Together, we’ll keep our rich history alive. pic.twitter.com/4yZuygS2yX
— Greg Abbott (@GregAbbott_TX) June 7, 2021
The bill creates a nine-person committee that will promote and expand education centered on the state’s “foundational principles,” according to the Examiner.
Making Texas history known
Part of the reason given for the legislation’s existence is the large number of people that have recently moved to Texas who are likely to be unfamiliar with Texas history.
The program will be funded by the Texas Education agency, and will include the creation of promotional pamphlets that will be given to those who move into the state.
Critics of the bill pointed out that it could become partisan because the committee members are appointed by the governor, the lieutenant governor, and the Speaker of the state House. All three of these positions are currently held by Republicans, and there is concern that they will only appoint members of their own party.

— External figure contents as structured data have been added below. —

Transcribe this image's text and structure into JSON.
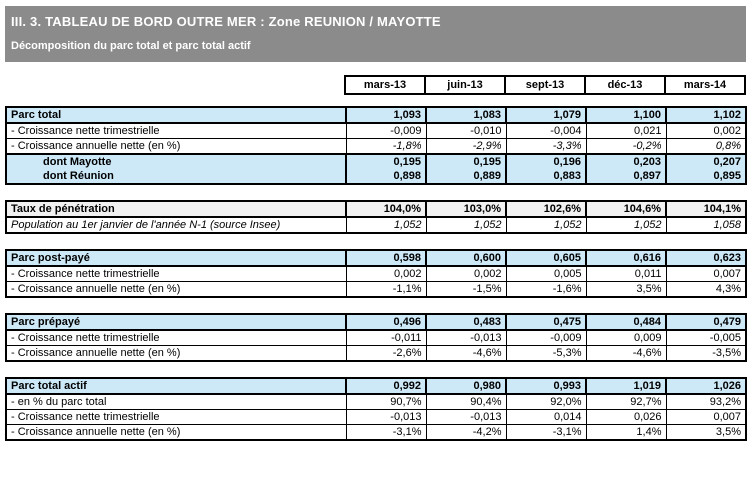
{
  "header": {
    "title": "III. 3. TABLEAU DE BORD OUTRE MER : Zone REUNION / MAYOTTE",
    "subtitle": "Décomposition du parc total et parc total actif",
    "bar_color": "#8b8b8b",
    "text_color": "#ffffff"
  },
  "colors": {
    "section_header_bg": "#cde9f8",
    "gray_header_bg": "#f1f1f1",
    "border": "#000000"
  },
  "chart_data": {
    "type": "table",
    "title": "III. 3. TABLEAU DE BORD OUTRE MER : Zone REUNION / MAYOTTE",
    "subtitle": "Décomposition du parc total et parc total actif",
    "columns": [
      "mars-13",
      "juin-13",
      "sept-13",
      "déc-13",
      "mars-14"
    ],
    "sections": [
      {
        "id": "parc-total",
        "rows": [
          {
            "label": "Parc total",
            "variant": "section-header",
            "values": [
              "1,093",
              "1,083",
              "1,079",
              "1,100",
              "1,102"
            ]
          },
          {
            "label": "- Croissance nette trimestrielle",
            "variant": "plain no-top",
            "values": [
              "-0,009",
              "-0,010",
              "-0,004",
              "0,021",
              "0,002"
            ]
          },
          {
            "label": "- Croissance annuelle nette (en %)",
            "variant": "plain italic-values",
            "values": [
              "-1,8%",
              "-2,9%",
              "-3,3%",
              "-0,2%",
              "0,8%"
            ]
          },
          {
            "label": "dont Mayotte",
            "variant": "subtotal block-top",
            "values": [
              "0,195",
              "0,195",
              "0,196",
              "0,203",
              "0,207"
            ]
          },
          {
            "label": "dont Réunion",
            "variant": "subtotal",
            "values": [
              "0,898",
              "0,889",
              "0,883",
              "0,897",
              "0,895"
            ]
          }
        ]
      },
      {
        "id": "taux-penetration",
        "rows": [
          {
            "label": "Taux de pénétration",
            "variant": "gray-header",
            "values": [
              "104,0%",
              "103,0%",
              "102,6%",
              "104,6%",
              "104,1%"
            ]
          },
          {
            "label": "Population au 1er janvier de l'année N-1 (source Insee)",
            "variant": "plain no-top italic-row",
            "values": [
              "1,052",
              "1,052",
              "1,052",
              "1,052",
              "1,058"
            ]
          }
        ]
      },
      {
        "id": "parc-post-paye",
        "rows": [
          {
            "label": "Parc post-payé",
            "variant": "section-header",
            "values": [
              "0,598",
              "0,600",
              "0,605",
              "0,616",
              "0,623"
            ]
          },
          {
            "label": "- Croissance nette trimestrielle",
            "variant": "plain no-top",
            "values": [
              "0,002",
              "0,002",
              "0,005",
              "0,011",
              "0,007"
            ]
          },
          {
            "label": "- Croissance annuelle nette (en %)",
            "variant": "plain",
            "values": [
              "-1,1%",
              "-1,5%",
              "-1,6%",
              "3,5%",
              "4,3%"
            ]
          }
        ]
      },
      {
        "id": "parc-prepaye",
        "rows": [
          {
            "label": "Parc prépayé",
            "variant": "section-header",
            "values": [
              "0,496",
              "0,483",
              "0,475",
              "0,484",
              "0,479"
            ]
          },
          {
            "label": "- Croissance nette trimestrielle",
            "variant": "plain no-top",
            "values": [
              "-0,011",
              "-0,013",
              "-0,009",
              "0,009",
              "-0,005"
            ]
          },
          {
            "label": "- Croissance annuelle nette (en %)",
            "variant": "plain",
            "values": [
              "-2,6%",
              "-4,6%",
              "-5,3%",
              "-4,6%",
              "-3,5%"
            ]
          }
        ]
      },
      {
        "id": "parc-total-actif",
        "rows": [
          {
            "label": "Parc total actif",
            "variant": "section-header",
            "values": [
              "0,992",
              "0,980",
              "0,993",
              "1,019",
              "1,026"
            ]
          },
          {
            "label": "- en % du parc total",
            "variant": "plain no-top",
            "values": [
              "90,7%",
              "90,4%",
              "92,0%",
              "92,7%",
              "93,2%"
            ]
          },
          {
            "label": "- Croissance nette trimestrielle",
            "variant": "plain",
            "values": [
              "-0,013",
              "-0,013",
              "0,014",
              "0,026",
              "0,007"
            ]
          },
          {
            "label": "- Croissance annuelle nette (en %)",
            "variant": "plain",
            "values": [
              "-3,1%",
              "-4,2%",
              "-3,1%",
              "1,4%",
              "3,5%"
            ]
          }
        ]
      }
    ]
  }
}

Critics have also expressed concern about another new Texas law, which bans the teaching of critical race theory in the state’s schools.
Topics that will be taught as part of the initiative, and are specified in the law, include indigenous people, the state’s Spanish and Mexican heritage, Tejanos and Juneteenth.
The law does not specify how these topics should be taught and put into the context of overall American history.
The name of the project seems to echo the 1619 Project, first published in The New York Times by Nikole Hannah-Jones, which is now being used as a curriculum in some schools. The 1619 Project posits that America’s founding was not in 1776, but in 1619 because that’s when the first slaves were brought to what is now the U.S.
The curriculum of Hannah-Jones’ project teaches that white people are oppressors and that the U.S. is a systemically racist country — ideas that the 1836 Project is surely meant to counter.